The AEB-1/AUB-1 was designed to be appeal to upright bass players and featured a weird hidden pickup which was essentially a steel diaphragm over two magnetic coils set into epoxy. This meant that the bass could use gut strings. Notice also the way that the tailpiece extends beyond the body - this was so as to achieve the correct string angle over the hidden pickup.
Bruce Johnson's contemporary versions AEB-2/AUB-2 intend to be humble improvements of the original model, with the benefit of 40 years on electric lutherie. The few changes are meant to - as Johnson puts it - "bring the Scroll Bass design up to its full potential". That is definitely an instrument I'd love to play!
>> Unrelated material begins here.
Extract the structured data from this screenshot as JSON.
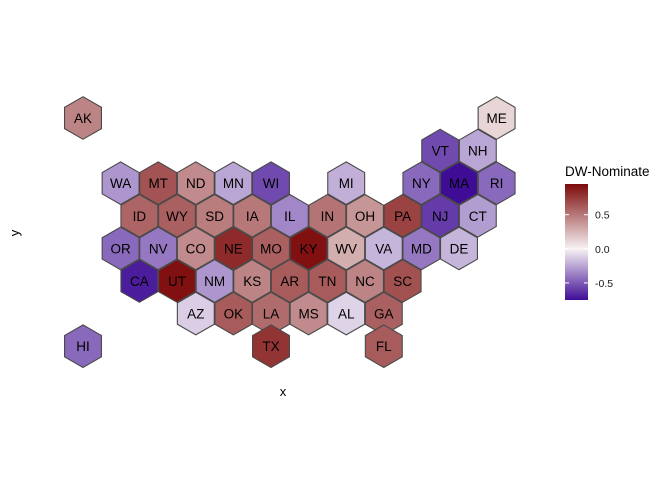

Eastwood's EEB-1 is also a quite faithful reproduction, a noticeable change is the slightly shorter lower f-hole and the pickguard curling around it, and of course you can see that the scroll headstock is gone. I can understand that a modern guitar needs to get rid of vintage oddities - and the replacement headstock has a good design - but you probably loose the feeling of playing a horizontal double bass...
Like Ampeg, Eastwood proposes also a fretless version, the EUB-1.
Now this is the Italia Imola 4 Deluxe in Cherry Sunburst. As you can see, the shape is the same but the two cut-through-body f-holes have been replaced by a more classical one (I actually read contradictory information about this f-hole, here it's called a "faux f-hole", there a "solid body f-hole", also this bass is said to have a "chambered solid body" but without "glued top", so something like vintage Rickenbackers... if someone knows more, it's welcome).
The big contoured pickguard is also there - without the lower f-hole - and the headstock is more classic (and very 60s - it looks like the one of my Musima ES-335 style bass). The pickups are completely different and are closer to a J-bass than to an Ampeg. This bass exists also fretless and/or 5-string.
No matter how much it betrays its Ampeg model, it's a beautiful instrument.
And finally this is the Italia Imola 6 Standard with which the all thing started. For this model Italia didn't try to reproduce a vintage model but extrapolated from their own interpretation of the Ampeg Scroll Bass. The result is a rounded Jaguar shape with a characteristic f-hole partially covered by a large pickguard. The 6 tuners in line headstock is inverted, that seems always to me the logical thing to do - the tuners have easier access and the tension suits better the different string gauges (and it's not only true for metal guitars).
Imola 6 doesn't only stand for 6 strings (as in Imola 4 or 5 for the 4- and 5-string basses) but mostly for the quite original 6 pickups - 3 vintage Teisco style split singlecoils. These pickups and the two 5-way levers allow many combinations - 25 -, some of which are probably quite original and must give this guitar a quite unique sound.
You can find a detailled review on musicradar.com and nothing on italiaguitars.com where the guitar is not even mentioned, though you can find it on their newer (I suppose) JHS website - where the bass models are completely missing... Italia people, please make some maintenance, it's confusing!
Italia is a brand created by Trevor Wilkinson - THE Wilkinson - and intends to combine vintage creativity (isn't it contradictory to look in the past for creativity?) and contemporary technical qualities.